Роберт выходил первым и выглядел почти веселым: атака удалась, и он уже знал, что его может ожидать здесь, кто будет окружать.

3

Бергоффу исполнилось сорок два — возраст не всегда гарантирующий от мальчишеских поступков, но располагающий расчетливо строить свою дальнейшую жизнь. Основное — расчетливо. Ведь Бергофф был миллионером, деловым человеком, чьи эмоции зависели от состояния счета в банке и масштаба финансовых операций.

На рыбном рынке Бергофф все еще слыл королем, но конкуренты уже чувствовали его слабость и теснили со всех сторон, одна из которых, как опасался Бергофф, оставалась незащищенной навсегда: имелся в виду его отход от руководства компанией. А как известно, не только рыба гниет с головы, но и рыбное дело вообще…

И все же Бергофф оставался крепким, жизнерадостным дельцом, уверенным в завтрашнем дне, выстоявшим в недавних испытаниях, вызванных скандалом на Пито-Као.

«Умный человек приобретает даже теряя», — сказал он себе и взялся за новое дело засучив рукава, хотя этика и прочая чепуха потребовали бы в данном случае надеть перчатки.

Мало кто знал, что создание фирмы «Дискавери» — почти целиком его личная заслуга. На этот раз фортуна вновь улыбнулась Бергоффу: он организовал грандиозное дело, не вложив в него буквально ни цента.

«Удача в бизнесе — великая вещь, и никогда не угадаешь, на чем можно заработать», — размышлял Бергофф, не удивляясь, что вместо рыбы ему теперь пришлось иметь дело с виднейшими учеными, талантливыми и многообещающими умами своей страны. Он покупал молодых и старых ученых и инженеров, так же бойко прикидывая на взгляд их стоимость, как умел это делать, стоя у трюма с живым, трепещущим серебром.
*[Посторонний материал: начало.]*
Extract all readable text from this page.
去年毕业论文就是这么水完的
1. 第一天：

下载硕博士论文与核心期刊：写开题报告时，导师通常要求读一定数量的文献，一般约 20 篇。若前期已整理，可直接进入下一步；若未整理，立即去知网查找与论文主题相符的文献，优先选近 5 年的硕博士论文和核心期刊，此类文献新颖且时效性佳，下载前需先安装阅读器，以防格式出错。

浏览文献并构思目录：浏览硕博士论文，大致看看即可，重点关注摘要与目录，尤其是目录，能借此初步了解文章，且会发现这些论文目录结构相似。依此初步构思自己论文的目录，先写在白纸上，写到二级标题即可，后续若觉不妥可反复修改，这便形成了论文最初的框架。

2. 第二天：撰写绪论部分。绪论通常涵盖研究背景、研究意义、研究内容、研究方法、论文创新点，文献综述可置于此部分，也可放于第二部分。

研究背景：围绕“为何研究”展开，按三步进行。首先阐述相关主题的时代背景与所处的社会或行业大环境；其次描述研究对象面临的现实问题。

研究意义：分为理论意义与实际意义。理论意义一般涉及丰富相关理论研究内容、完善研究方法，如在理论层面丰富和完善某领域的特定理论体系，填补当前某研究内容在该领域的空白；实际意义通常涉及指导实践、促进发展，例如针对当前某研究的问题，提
Его правой рукой стал тот самый генерал в отставке, богач Стоутмен, что когда-то приезжал на Пито-Као с Джексоном и за спиной Бергоффа заигрывал с Дортом.

Теперь они легко нашли общий язык, а связи Стоутмена с военным министерством весьма пригодились фирме «Дискавери». Но, кроме этих связей, Стоутмен обладал живым практическим умом и деловой смелостью.
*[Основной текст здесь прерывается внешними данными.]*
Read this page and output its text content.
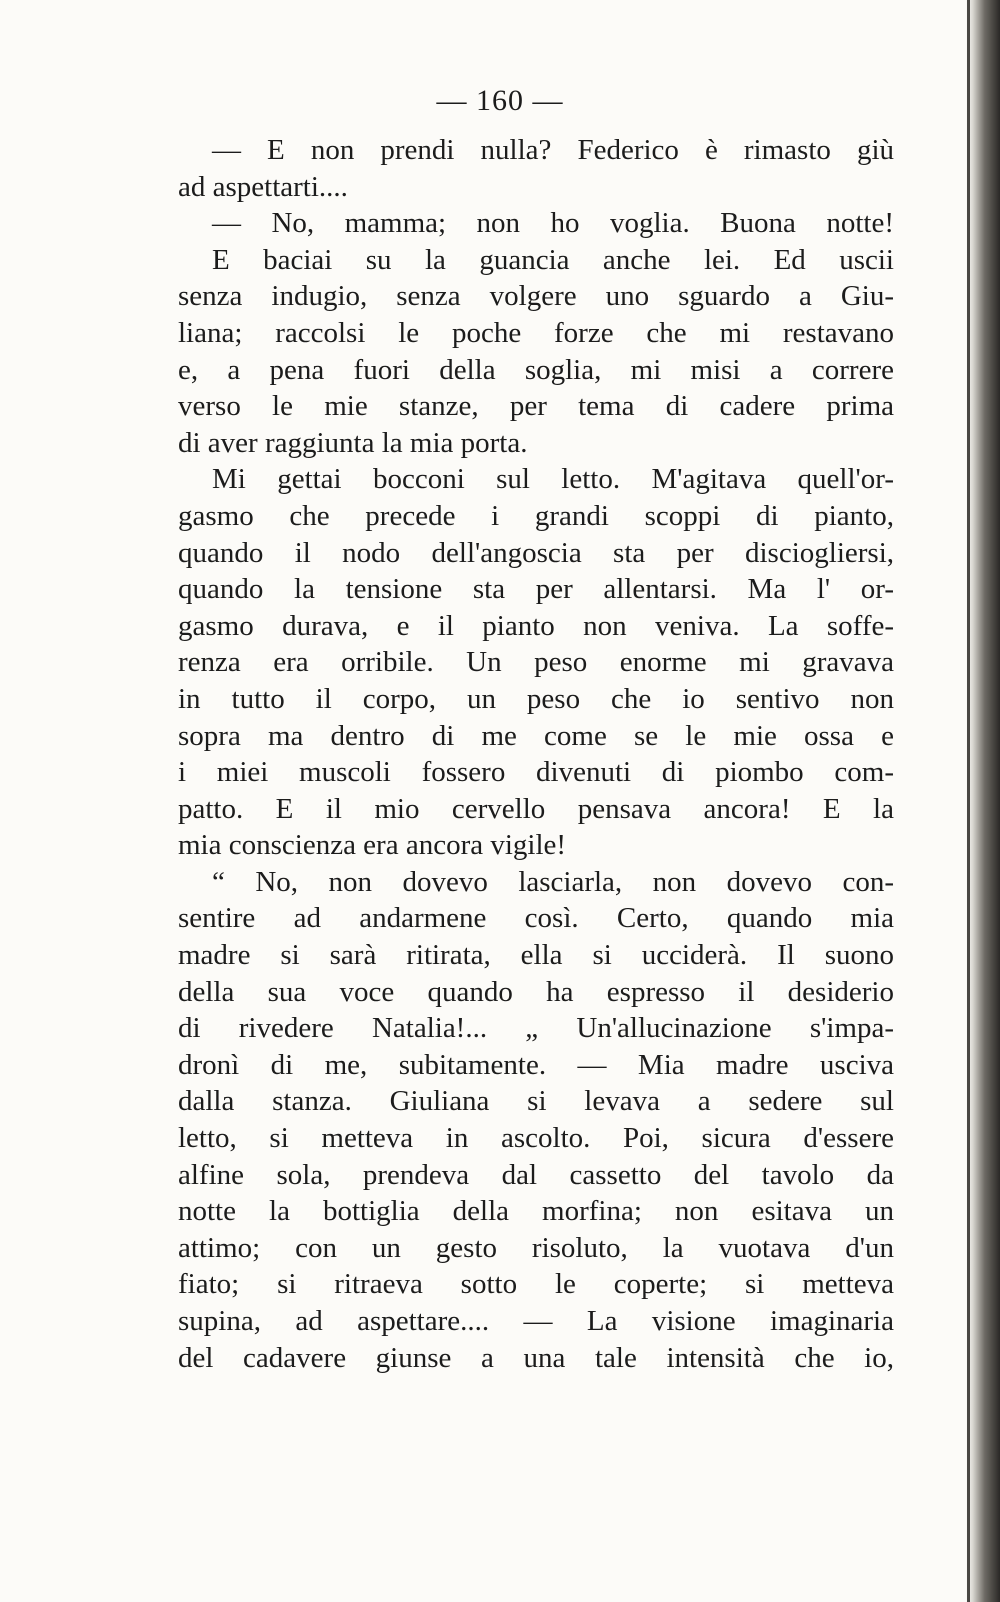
— 160 —
— E non prendi nulla? Federico è rimasto giù
ad aspettarti....
— No, mamma; non ho voglia. Buona notte!
E baciai su la guancia anche lei. Ed uscii
senza indugio, senza volgere uno sguardo a Giu-
liana; raccolsi le poche forze che mi restavano
e, a pena fuori della soglia, mi misi a correre
verso le mie stanze, per tema di cadere prima
di aver raggiunta la mia porta.
Mi gettai bocconi sul letto. M'agitava quell'or-
gasmo che precede i grandi scoppi di pianto,
quando il nodo dell'angoscia sta per disciogliersi,
quando la tensione sta per allentarsi. Ma l' or-
gasmo durava, e il pianto non veniva. La soffe-
renza era orribile. Un peso enorme mi gravava
in tutto il corpo, un peso che io sentivo non
sopra ma dentro di me come se le mie ossa e
i miei muscoli fossero divenuti di piombo com-
patto. E il mio cervello pensava ancora! E la
mia conscienza era ancora vigile!
“ No, non dovevo lasciarla, non dovevo con-
sentire ad andarmene così. Certo, quando mia
madre si sarà ritirata, ella si ucciderà. Il suono
della sua voce quando ha espresso il desiderio
di rivedere Natalia!... „ Un'allucinazione s'impa-
dronì di me, subitamente. — Mia madre usciva
dalla stanza. Giuliana si levava a sedere sul
letto, si metteva in ascolto. Poi, sicura d'essere
alfine sola, prendeva dal cassetto del tavolo da
notte la bottiglia della morfina; non esitava un
attimo; con un gesto risoluto, la vuotava d'un
fiato; si ritraeva sotto le coperte; si metteva
supina, ad aspettare.... — La visione imaginaria
del cadavere giunse a una tale intensità che io,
Стоутмен «откопал» и профессора Кобрена, а когда последний заартачился, то привлек к делу его талантливого ученика. Правда, Гровер сумел в два счета повысить себе цену, хорошо, что он оказался человеком, понимающим толк в деньгах. Пожалуй, еще немного — и Гровера можно будет посвятить в истинные намерения фирмы.

Сегодня у Бергоффа день рождения, и он не хочет больше думать о делах: самая неприхотливая машина и та периодически становится на профилактику. Хватит, сегодня у него выходной день. «Делу — время, потехе — час», — вспомнил он русскую пословицу и улыбнулся. Вот уже более года, как он углубился в изучение русского быта, русской психологии, русского характера: этого требовали интересы его бизнеса, а там, где слышен хруст новеньких долларов, он готов взяться за изучение хоть лунных затмений!

Довольный шуткой, Бергофф еще раз просмотрел список гостей, выслушал подробный доклад шеф-повара. Секретарь негромко доложил:

— К вам мистер Гровер, сэр…

— Так рано?

— Очень просит принять его…

— Хорошо, — пожал плечами Бергофф.

— Слушаюсь, сэр.

— А-а, мистер Гровер! Здравствуйте. Признаться, я ожидал вас вечером.

— Простите, патрон, но…

— Не оправдывайтесь, не оправдывайтесь! Мне всегда приятна встреча с вами, вы же знаете, — сказал Бергофф и подумал: «Черти тебя уговорили приехать сейчас!»

— Благодарю, патрон. Разрешите поздравить вас с торжественным днем и пожелать вам прожить столько лет, сколько у вас долларов в банке!

— Ого! Милый Роберт, я боюсь, что исполнись ваше доброе пожелание, мне придется оканчивать свои дни на обледеневшем берегу Африки под угасающим солнцем и быть свидетелем конца мира, — горделиво заулыбался Бергофф.

— О, мистер Бергофф, ваше неиссякаемое остроумие и навело меня на мысль преподнести вам самый оригинальный подарок из всех, какие только бывали когда-нибудь. Если вы позволите.

— Не терзайте меня, Роберт. Я так любопытен. Что у вас там припрятано?

— Увы, сэр, мой подарок — в центре города, и вам надо бы увидеть его там.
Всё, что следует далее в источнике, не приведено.